The term sciatica describes the symptoms of leg pain--and possibly tingling, numbness, or weakness--which travel and originate in the lower spine through the buttock and down the large sciatic nerve in the back of each leg.
Sciatica can be characterized by one or more of these symptoms:
Pain may differ from irritating and rare to incapacitating and continuous. Symptoms are usually based on the location of the nerve.
While symptoms may be extreme and possibly debilitating, it is uncommon for permanent sciatic nerve damage (tissue damage) to occur but it is possible.

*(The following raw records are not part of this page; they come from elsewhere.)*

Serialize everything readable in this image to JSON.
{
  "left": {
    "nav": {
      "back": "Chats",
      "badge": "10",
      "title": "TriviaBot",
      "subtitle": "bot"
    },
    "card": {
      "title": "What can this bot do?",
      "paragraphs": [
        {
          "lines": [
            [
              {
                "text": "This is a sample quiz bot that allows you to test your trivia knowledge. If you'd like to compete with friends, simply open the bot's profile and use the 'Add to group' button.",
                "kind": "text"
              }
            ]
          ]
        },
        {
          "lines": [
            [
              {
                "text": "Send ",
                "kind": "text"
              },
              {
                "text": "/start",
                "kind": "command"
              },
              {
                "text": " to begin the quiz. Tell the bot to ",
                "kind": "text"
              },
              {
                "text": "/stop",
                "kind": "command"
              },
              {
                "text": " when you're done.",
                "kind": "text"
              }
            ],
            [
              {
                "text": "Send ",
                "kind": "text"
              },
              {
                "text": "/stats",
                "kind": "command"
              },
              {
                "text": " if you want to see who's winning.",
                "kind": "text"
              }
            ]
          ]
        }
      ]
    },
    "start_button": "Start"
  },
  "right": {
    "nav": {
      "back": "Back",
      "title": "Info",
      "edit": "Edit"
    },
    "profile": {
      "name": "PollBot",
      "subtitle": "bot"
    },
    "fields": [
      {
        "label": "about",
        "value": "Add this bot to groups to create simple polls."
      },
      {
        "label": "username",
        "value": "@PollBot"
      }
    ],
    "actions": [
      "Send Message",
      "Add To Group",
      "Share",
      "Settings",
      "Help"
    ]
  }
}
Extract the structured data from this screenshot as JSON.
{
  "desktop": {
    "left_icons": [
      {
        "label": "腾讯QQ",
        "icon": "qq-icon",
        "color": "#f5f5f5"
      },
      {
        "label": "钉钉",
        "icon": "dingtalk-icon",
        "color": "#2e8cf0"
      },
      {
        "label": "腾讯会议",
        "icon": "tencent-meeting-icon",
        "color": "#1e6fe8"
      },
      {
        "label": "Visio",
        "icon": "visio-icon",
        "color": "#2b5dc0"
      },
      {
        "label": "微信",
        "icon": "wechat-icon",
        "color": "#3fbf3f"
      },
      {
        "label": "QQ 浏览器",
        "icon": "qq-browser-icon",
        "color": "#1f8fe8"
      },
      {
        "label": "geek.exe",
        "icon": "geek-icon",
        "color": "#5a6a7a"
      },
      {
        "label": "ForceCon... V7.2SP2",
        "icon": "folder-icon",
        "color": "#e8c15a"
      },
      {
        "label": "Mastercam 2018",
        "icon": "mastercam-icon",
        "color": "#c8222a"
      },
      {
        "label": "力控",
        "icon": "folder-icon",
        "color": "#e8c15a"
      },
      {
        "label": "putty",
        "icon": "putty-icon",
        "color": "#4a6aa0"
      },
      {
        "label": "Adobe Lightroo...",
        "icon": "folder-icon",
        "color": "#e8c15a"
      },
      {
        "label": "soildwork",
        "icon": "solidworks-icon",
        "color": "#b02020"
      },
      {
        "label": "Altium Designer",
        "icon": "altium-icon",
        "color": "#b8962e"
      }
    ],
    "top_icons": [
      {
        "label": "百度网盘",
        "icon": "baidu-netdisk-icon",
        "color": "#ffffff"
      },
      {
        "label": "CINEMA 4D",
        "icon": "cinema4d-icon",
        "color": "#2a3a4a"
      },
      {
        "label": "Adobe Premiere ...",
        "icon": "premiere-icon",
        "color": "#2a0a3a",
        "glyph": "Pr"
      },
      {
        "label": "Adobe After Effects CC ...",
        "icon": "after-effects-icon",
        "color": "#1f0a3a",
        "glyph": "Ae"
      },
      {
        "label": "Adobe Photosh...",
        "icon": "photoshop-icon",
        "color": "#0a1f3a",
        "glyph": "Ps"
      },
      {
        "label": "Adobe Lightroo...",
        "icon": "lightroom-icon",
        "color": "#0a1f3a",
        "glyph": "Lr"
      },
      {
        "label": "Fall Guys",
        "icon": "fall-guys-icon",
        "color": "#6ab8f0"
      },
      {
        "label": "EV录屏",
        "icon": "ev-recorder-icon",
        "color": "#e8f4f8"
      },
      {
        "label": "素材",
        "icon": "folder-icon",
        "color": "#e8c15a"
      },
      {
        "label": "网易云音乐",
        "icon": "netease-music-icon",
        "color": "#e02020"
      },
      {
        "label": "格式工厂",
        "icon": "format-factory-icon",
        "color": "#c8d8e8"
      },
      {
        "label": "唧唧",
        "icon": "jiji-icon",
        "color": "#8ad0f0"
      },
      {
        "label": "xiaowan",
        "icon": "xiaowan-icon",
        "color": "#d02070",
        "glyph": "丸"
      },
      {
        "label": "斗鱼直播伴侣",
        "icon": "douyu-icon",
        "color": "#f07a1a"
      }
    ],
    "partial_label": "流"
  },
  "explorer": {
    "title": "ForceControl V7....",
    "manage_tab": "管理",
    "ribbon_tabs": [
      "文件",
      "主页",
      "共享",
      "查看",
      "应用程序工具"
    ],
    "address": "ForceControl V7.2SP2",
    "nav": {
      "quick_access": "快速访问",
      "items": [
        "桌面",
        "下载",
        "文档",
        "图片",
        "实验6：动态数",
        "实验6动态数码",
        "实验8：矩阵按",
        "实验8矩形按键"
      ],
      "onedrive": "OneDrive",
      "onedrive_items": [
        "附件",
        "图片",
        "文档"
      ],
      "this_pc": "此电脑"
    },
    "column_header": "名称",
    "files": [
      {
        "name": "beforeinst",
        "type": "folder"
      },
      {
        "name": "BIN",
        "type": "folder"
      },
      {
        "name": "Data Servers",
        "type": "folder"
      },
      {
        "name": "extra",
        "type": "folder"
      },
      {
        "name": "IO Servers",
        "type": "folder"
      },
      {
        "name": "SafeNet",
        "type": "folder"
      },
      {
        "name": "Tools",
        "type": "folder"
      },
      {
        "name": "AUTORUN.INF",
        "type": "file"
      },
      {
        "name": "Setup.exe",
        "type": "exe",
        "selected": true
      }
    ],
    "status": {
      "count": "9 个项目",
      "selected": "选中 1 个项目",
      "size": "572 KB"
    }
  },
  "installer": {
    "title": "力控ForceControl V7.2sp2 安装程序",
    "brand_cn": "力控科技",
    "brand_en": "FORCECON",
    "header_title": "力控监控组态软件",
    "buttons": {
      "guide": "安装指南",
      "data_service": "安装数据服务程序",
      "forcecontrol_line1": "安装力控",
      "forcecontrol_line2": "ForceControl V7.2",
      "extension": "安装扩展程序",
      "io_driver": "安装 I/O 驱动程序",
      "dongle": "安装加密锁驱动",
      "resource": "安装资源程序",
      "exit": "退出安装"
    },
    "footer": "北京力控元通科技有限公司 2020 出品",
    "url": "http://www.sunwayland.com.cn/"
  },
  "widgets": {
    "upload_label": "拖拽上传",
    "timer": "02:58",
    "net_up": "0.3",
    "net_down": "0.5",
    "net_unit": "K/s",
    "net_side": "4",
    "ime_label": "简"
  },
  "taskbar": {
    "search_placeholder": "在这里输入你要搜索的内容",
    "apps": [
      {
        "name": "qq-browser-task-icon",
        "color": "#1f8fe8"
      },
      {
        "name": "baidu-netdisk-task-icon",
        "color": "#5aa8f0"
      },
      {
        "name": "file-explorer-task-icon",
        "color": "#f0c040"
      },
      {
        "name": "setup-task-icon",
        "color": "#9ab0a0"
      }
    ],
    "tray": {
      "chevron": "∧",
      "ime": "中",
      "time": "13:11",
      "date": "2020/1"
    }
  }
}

Specific sciatica symptoms - leg pain, numbness, tingling, weakness, and possibly pain that radiates into the foot - largely depend on where the nerve is pinched. For example, a lumbar section 5 (L5) nerve impingement may cause weakness in extension of the big toe and potentially in the ankle.
The Course of Sciatica Pain
Sciatica rarely occurs before the age of 20, and is most likely to develop around age 40 or even 50.
Because the term sciatica is often used to describe leg pain, estimates of its incidence vary. Some researchers have estimated it will affect up to 43% of the population at a certain point.
The majority of individuals who experience sciatica get better within a couple of weeks or months by using a variety of non-surgical sciatica treatments. However, for some, the leg pain from a pinched nerve can be severe and debilitating.
Seeing a Blair Chiropractic Doctor for sciatica pain is advised in order to check for more serious issues and to reduce the pain.
When Sciatica Is Serious:
Certain sciatica symptoms, although rare, require immediate health, and possibly surgical intervention. These include, but aren't limited to, progressive neurological disorders (e.g. leg fatigue) and/or bowel or bladder dysfunction. Infection or spinal tumors may also lead to sciatica.
The Blair Upper Cervical Chiropractic Technique is a specific system of analyzing and adjusting the upper cervical vertebrae of the spinal column. These vertebrae can misalign in such a way as to interfere with the brainstem and spinal cord as they exit through the floor of the skull into the neural canal.